Tiene grabado el recuerdo de la impotencia que sintió poco después de nacer. Y lo peor es que jamás se ha vuelto a cuestionar seriamente ese recuerdo. Jamás, jamás intentó volver a poner a prueba su fuerza…”

Las creencias limitantes sobre uno mismo, el pensamiento de “no puedo” cuando lo tomamos en el sentido literal como la soga que mantiene al elefante atado a la estaca, junto a la falta de intento hacen que nos pasemos la vida dejando pasar cosas que podríamos hacer pero que nos moriremos sin probarlo.
Cuando otra persona confía en tus posibilidades lo notas y te sirve de fuerza para atreverte en un primer momento. Experimentas la seguridad en ti mismo y la curiosidad de saber cómo vas a hacerlo, incluso con los pensamientos de duda e incredulidad.

La única forma de vencer el miedo es afrontarlo pero no siempre es fácil ponerlo en práctica. Dar esos primeros pasos necesarios hacia lo que temes resulta casi imposible cuando tu mente está convencida de que no puedes y se disparan las alertas corporales en forma de desagradables sensaciones de ansiedad. Cuando el otro se conduce con firmeza y actúa dando por hecho que lo harás experimentas la fuerza necesaria para dar esos primeros pasos que te llevarán a ir construyendo la propia confianza y vencer el miedo.

Hay algunos aspectos que son necesarios para que esta confianza externa funcione en uno mismo. La confianza que tienes en la otra persona. Está claro que no todo el mundo funciona de la misma forma. El otro ha tenido que mostrarte que se puede confiar en él. Tiene que reunir algunas características esenciales para que se desarrolle ese sentimiento: conocimientos, experiencia, seguridad en la actividad que realiza, etc. El otro tiene que resultarte confiable por sus habilidades personales y su experiencia. Por la forma en que te apoya y acompaña. Por la paciencia que muestra y las ganas de que lo hagas. Porque está dispuesto a ir a tu paso cuando podría avanzar mucho más rápido en solitario. Porque es capaz de adaptarse a tu ritmo y concederte el tiempo que necesitas para ir ganando tu propia seguridad. Porque te concede la responsabilidad de hacer el camino por tus propios medios. No te carga sobre sus hombros, ni te lleva a rastras, sino que se coloca a tu lado dándote ánimos y orientación pero dejando que hagas el camino. Ta traspasa la responsabilidad de la acción dado que de otra forma nunca podrías llegar a confiar en tus propias posibilidades.

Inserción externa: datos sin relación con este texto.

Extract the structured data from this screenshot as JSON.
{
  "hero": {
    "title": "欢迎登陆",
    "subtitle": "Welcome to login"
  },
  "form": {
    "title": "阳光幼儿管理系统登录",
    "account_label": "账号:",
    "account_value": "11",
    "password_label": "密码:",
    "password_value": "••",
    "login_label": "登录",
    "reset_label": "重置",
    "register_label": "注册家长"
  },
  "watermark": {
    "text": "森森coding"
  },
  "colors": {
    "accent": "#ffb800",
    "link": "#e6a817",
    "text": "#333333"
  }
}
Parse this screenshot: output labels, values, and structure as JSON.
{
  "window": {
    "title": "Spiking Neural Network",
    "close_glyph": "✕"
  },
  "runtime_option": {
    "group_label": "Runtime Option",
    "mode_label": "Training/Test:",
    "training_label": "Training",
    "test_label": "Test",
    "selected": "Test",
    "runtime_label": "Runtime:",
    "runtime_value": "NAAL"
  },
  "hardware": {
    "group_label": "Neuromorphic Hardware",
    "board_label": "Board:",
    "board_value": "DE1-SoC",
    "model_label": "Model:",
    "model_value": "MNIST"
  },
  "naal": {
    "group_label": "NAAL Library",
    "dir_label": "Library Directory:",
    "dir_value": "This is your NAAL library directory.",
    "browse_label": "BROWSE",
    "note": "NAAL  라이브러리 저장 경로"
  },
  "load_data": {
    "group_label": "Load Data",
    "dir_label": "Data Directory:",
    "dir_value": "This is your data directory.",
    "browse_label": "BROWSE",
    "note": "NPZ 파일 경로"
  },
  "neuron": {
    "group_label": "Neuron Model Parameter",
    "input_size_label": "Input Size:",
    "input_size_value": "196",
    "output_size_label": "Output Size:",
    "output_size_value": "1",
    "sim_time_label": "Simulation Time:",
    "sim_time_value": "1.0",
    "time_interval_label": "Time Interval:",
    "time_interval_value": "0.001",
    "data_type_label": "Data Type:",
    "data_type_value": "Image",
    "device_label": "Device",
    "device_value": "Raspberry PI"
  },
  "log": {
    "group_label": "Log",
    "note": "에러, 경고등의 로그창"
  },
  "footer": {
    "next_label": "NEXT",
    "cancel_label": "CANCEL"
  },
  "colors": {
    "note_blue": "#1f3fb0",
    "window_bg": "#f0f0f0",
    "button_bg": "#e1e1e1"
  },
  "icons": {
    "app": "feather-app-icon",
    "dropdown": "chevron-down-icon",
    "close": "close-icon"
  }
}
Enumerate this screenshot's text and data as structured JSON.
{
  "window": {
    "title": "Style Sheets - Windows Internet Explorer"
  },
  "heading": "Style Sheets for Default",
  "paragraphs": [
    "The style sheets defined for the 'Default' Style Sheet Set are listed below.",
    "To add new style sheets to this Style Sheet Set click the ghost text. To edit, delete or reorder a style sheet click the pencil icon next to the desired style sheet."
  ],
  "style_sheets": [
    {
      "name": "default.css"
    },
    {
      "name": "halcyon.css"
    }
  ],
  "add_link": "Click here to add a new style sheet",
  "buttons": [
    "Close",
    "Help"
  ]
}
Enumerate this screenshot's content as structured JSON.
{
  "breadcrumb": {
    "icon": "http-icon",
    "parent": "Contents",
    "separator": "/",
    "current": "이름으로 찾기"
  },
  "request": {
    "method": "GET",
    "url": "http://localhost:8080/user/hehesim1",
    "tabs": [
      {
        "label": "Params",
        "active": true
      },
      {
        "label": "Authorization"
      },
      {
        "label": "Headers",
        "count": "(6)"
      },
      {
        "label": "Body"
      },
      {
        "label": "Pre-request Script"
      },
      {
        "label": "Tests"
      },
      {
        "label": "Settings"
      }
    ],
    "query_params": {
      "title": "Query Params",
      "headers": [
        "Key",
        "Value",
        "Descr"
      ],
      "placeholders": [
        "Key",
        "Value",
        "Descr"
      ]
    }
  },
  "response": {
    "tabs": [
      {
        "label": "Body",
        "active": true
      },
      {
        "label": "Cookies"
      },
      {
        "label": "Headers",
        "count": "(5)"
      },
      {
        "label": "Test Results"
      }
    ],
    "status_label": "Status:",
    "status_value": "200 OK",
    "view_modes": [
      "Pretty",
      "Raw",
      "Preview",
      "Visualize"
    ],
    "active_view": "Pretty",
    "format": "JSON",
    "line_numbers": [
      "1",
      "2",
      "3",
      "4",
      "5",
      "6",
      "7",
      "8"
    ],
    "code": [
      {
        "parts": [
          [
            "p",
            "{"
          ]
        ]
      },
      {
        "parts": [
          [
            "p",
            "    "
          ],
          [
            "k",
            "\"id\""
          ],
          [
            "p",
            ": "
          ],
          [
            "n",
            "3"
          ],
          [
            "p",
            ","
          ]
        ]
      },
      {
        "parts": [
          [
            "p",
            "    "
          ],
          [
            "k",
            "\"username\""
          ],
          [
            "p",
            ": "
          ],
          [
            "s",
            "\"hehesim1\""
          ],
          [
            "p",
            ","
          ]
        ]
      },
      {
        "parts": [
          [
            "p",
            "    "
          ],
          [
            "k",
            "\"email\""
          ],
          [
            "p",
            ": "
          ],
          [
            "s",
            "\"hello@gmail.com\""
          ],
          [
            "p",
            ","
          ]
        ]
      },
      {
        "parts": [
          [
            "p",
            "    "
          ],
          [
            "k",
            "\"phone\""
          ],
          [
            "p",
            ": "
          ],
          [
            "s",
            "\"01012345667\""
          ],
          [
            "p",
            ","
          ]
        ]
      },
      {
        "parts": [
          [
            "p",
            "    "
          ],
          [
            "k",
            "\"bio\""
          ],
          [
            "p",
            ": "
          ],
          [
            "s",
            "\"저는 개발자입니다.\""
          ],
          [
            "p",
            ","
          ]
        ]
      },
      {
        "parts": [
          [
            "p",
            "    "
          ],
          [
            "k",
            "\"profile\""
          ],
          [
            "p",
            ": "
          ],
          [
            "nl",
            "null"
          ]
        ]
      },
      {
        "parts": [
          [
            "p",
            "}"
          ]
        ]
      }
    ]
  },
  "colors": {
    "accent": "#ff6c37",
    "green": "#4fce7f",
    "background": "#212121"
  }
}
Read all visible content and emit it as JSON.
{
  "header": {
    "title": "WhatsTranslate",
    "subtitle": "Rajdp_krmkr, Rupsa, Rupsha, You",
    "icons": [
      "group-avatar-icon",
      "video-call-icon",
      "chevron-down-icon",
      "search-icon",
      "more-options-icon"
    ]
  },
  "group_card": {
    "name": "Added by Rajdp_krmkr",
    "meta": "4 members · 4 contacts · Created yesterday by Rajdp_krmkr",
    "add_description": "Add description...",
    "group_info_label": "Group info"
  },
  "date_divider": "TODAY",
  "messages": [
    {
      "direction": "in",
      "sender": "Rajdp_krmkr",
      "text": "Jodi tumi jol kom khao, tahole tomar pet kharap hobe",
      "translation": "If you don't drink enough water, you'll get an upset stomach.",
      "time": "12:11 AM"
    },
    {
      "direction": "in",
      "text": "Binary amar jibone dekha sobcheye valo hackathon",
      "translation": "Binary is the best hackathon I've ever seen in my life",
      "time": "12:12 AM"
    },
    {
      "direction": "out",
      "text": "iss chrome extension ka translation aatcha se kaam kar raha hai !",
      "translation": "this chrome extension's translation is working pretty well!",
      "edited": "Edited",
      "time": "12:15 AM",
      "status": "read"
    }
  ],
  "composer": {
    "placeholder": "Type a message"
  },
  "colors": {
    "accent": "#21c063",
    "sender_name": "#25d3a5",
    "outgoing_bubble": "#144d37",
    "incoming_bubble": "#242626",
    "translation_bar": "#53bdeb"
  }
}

En el Manual para padres “SOS tengo un hijo adolescente” se plantean dos pasos fundamentales que los padres tienen que poner en practica sobre todo respecto a los hijos adolescentes “Primero, abandonar la responsabilidad de esas cuestiones (las cosas con las que los padres suelen estar molestos, como que el hijo no estudia, no participa de las tareas domésticas o no cumple los horarios). Segundo, aprende a confiar en que tu hijo puede tomar y tomará las decisiones adecuadas para él y hazle saber que confías en él.” Quien delega en ti la responsabilidad de hacer el camino ya confía en que puedes hacerlo, y aún no confiando internamente del todo, sólo con que lo muestre estando dispuesto a embarcarse en esa actividad contigo es suficiente para que lo realices. Uno de los aspectos que más me sorprendió de este manual es la correlación que existe entre lo que los padres suelen pensar de los hijos con los que tienen dificultades y los propios pensamientos que los hijos en consecuencia mantienen de sí mismos. Así, si los padres creen “Soy responsable de lo que haga mi hijo” el hijo cree “Papá (ó mamá) es responsable de lo que yo haga; yo no soy responsable de mis actos” si los padres creen “No lo hará” el hijo está convencido de “No lo haré” y un largo etcétera de creencias que padres e hijos comparten y les mantienen en el círculo vicioso de la dependencia.
Cuando experimentas el regalo de la confianza que otro ser humano deposita en ti y descubres que tu mente te estaba engañando, cuando puedes admirar el paisaje desde la cumbre, cuando miras para atrás y ves el recorrido que ya has realizado, cuando vuelves al inicio y cuentas con la certeza de tu propia experiencia…, es entonces cuando notas como la semilla de la propia confianza empieza a germinar y sabes con certeza que puedes.